Grateful J Street employee thanks Trachtenberg for her new life in the States

Mariana Velazquez (name changed at administration’s request) was just 15 years old when her parents’ tranquil farm in El Salvador was sacked and burned by guerrilla forces.

Her parents and younger brothers dead, Velazquez sat weeping in the charred ruins.

“I prayed for salvation,” she remembers. “And when I looked up, there he was. I have never forgotten the happy gleam in his eyes.”

Velazquez’s savior in pinstripes was none other than Stephen Joel Trachtenberg.

Trachtenberg had ventured to Central America in search of cheap labor. The idea struck him, he said, after watching a 60 Minutes report on deplorable working conditions of migrant farm workers.

“I thought to myself, `If Californians can do it, so can we,’ ” Trachtenberg chuckled. “We at George Washington try to think progressively.”

Although he usually avoids venturing beyond the grounds of his palatial residence in Northwest Washington, Trachtenberg said he did not trust any of his underlings to select destitute workers.

“Besides, everyone around here talks too damn much,” he explained. “The last thing this joint needs is any more bad press. So I made a little exception to my rule against those hot Third World countries.”

Because Velazquez did not speak a word of English, Trachtenberg says he was forced to explain the terms of her contract in sign language.

“I did not really understand what he meant,” Velazquez says. “I thought he told me that if I came to the North I would live in a house made of gold and have people come to wash my hair.”

Not quite. But Velazquez has done well for herself since Trachtenberg smuggled her into the States in the belly of his private jet.

Trachtenberg put her right to work in the J Street kitchens. Velazquez gets hot after 14-hour shifts among the ovens and dishwashers, she says.

“But next year, when I look a little older, they said I can work in the front, where the students can see me,” she exclaims. “That will be good.”

Trachtenberg, listening to his prot?g?, laughs. “That’s right, Mariana,” he pats her hand. “No need to raise any alarm among those politically correct labor folks.”

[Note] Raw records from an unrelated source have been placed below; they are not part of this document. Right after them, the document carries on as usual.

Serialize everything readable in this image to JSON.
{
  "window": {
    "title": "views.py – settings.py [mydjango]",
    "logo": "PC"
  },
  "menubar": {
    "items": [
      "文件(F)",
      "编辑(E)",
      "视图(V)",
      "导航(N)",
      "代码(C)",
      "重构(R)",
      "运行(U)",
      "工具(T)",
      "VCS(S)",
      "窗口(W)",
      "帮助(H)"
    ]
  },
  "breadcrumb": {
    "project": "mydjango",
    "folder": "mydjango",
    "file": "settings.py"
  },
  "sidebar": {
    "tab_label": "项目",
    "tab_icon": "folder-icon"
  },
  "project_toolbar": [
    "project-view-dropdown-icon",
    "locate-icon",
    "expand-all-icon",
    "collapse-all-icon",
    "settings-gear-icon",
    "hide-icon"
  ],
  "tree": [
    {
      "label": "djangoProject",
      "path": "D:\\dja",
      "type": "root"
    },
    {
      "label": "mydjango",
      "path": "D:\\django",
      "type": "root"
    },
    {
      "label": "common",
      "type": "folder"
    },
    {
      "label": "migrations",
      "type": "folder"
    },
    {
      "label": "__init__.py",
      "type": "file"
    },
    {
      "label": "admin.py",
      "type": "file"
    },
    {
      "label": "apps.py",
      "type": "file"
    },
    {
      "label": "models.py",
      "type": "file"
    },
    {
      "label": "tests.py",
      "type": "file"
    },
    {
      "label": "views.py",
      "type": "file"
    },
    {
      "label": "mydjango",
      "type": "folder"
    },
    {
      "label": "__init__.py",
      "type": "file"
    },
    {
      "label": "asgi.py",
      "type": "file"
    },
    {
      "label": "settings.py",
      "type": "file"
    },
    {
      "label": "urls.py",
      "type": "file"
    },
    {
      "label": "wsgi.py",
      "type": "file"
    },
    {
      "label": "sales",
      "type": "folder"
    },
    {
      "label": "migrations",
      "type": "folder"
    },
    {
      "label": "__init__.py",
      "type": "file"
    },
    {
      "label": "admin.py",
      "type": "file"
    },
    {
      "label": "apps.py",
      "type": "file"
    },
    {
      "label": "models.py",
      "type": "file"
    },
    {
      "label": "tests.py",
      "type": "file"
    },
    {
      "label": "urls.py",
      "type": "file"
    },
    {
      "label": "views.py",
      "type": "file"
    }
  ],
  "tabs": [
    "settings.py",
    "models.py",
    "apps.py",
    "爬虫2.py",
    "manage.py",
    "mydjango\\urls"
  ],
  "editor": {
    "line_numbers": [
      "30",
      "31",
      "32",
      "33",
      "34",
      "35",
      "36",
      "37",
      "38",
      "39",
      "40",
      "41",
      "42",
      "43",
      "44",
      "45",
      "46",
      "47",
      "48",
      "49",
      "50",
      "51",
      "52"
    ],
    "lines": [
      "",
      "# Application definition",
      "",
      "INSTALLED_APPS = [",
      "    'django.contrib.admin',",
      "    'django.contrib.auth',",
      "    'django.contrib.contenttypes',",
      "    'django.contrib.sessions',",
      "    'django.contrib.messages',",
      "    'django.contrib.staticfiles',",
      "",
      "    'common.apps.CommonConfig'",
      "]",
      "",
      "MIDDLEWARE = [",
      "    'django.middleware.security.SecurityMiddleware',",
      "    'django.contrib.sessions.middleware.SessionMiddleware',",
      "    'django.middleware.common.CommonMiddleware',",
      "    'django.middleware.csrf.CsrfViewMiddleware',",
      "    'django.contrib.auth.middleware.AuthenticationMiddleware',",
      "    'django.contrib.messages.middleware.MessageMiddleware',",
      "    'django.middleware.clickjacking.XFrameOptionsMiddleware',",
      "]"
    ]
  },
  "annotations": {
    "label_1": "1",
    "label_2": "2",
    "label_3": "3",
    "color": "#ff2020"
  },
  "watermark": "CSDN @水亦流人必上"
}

Velazquez looks puzzled. “What?”

“Nothing,” Trachtenberg replies.

When Velazquez is promoted next year, her salary will go up 25 cents an hour.

“I will be making $1.75 then for every hour of work,” Velazquez announces proudly.

“Oh,” Trachtenberg interjects. “I thought you only made $1.00 now.”

“No,” Velazquez tells him. “That man – what’s his name – Chairnack. He raised it last year.”

“We’ll see about that,” Trachtenberg mutters. “You see what I deal with? How am I supposed to run a corporation with all these big spenders throwing money around like it grows on trees? What will I do when Marion Barry gets here?”

Velazquez, meanwhile, is pulling a sweater over her shoulders. She has to get back to the parking garage basement. The four cement rooms she shares with the other 200 illegal immigrants will soon be locked down for the night.

Those who miss curfew must sleep on the streets, she explains. If the police question them, they are to deny any knowledge of George Washington University.